Mapping some of the buildings of the Central Campus of the Universidad Nacional de Colombia.

Playing Tetris within QGIS.
Setting up the GitHub repositories for the research group
I met with the team on early Wednesday morning to discuss how to set up the new GitHub organisation. More importantly, we looked into the details of doing the migration of the rise-group GitHub repos over to the new organisation. Most of them have historically stored data, some of which consists of large binary files, in the version control system. One of my tasks is to refactor the repos so that the code is (mostly) independent from the data.

List of repos under the Rise-group account.
Consulting with professor Daniel Correa Botero
On Thursday, I met with professor Daniel Correa Botero to ask for his advice on how to get started with the special project I have to submit in fullfilment of my internship. His overall impression was that the project is quite hairy, and that I should get started achieving simpler tasks incrementally. He desribed some steps he would take to achieve the main goal which I found to be helpful guidance, as far as it goes.
Reading papers on good practices for scientific computing
My boss told me to read these two papers on good practices for scientific computing, for us to discuss on a later date:
-
Wilson, Greg, D. A. Aruliah, C. Titus Brown, et al. 2014. ‘Best Practices for Scientific Computing’. PLOS Biology 12 (1): e1001745. https://doi.org/10.1371/journal.pbio.1001745.
-
Wilson, Greg, Jennifer Bryan, Karen Cranston, Justin Kitzes, Lex Nederbragt, and Tracy K. Teal. 2017. ‘Good Enough Practices in Scientific Computing’. PLOS Computational Biology 13 (6): e1005510. https://doi.org/10.1371/journal.pcbi.1005510.

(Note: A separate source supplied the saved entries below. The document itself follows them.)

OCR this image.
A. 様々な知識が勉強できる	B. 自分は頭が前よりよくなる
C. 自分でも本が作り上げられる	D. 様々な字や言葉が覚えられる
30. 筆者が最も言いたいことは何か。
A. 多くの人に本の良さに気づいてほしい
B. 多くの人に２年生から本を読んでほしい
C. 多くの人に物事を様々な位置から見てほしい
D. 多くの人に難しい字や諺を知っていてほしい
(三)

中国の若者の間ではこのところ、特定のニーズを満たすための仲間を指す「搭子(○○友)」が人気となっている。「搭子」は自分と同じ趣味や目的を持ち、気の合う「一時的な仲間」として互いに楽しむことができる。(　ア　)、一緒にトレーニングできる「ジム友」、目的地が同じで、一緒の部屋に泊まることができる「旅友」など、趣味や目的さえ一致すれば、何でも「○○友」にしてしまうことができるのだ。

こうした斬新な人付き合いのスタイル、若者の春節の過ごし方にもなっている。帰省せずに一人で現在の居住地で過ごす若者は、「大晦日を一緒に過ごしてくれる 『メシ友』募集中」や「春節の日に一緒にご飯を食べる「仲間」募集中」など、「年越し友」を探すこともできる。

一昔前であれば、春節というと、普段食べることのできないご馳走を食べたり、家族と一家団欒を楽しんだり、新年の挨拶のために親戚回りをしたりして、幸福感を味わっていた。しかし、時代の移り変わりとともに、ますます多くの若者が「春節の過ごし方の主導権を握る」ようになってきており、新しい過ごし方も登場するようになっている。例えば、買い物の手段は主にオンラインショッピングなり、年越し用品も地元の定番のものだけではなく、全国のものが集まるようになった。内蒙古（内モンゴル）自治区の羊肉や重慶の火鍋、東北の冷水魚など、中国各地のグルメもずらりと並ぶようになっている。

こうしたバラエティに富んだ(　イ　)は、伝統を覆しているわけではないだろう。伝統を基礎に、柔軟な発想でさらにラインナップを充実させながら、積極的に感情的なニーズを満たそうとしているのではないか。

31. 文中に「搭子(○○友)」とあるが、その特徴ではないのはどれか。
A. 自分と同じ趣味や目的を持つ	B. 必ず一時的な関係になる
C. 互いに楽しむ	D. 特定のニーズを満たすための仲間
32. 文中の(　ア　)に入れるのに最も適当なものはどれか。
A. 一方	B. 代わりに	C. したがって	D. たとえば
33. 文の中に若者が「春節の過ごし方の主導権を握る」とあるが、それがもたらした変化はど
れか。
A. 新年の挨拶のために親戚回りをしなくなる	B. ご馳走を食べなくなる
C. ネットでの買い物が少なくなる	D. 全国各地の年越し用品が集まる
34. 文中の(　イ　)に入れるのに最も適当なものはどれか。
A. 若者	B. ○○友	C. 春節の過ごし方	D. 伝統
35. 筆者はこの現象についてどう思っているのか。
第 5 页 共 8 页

Some quotes from the papers:
-
On change:
Change is hard, and if researchers don’t see those benefits quickly enough to justify the pain, they will almost certainly switch back to their old way of doing things.
-
On the target audience of scientific computing:
Unlike traditional commercial software developers, but very much like developers in open source projects or startups, scientific programmers usually don’t get their requirements from customers, and their requirements are rarely frozen. In fact, scientists often can’t know what their programs should do next until the current version has produced some results. This challenges design approaches that rely on specifying requirements in advance.
-
On getting to a prototype quickly:
Even when it is known before coding begins that a low-level language will ultimately be necessary, rapid prototyping in a high-level language helps programmers make and evaluate design decisions quickly.
-
On implementing these suggestions:
Nevertheless, we do not recommend that research groups attempt to implement all of these recommendations at once, but instead suggest that these tools be introduced incrementally over a period of time.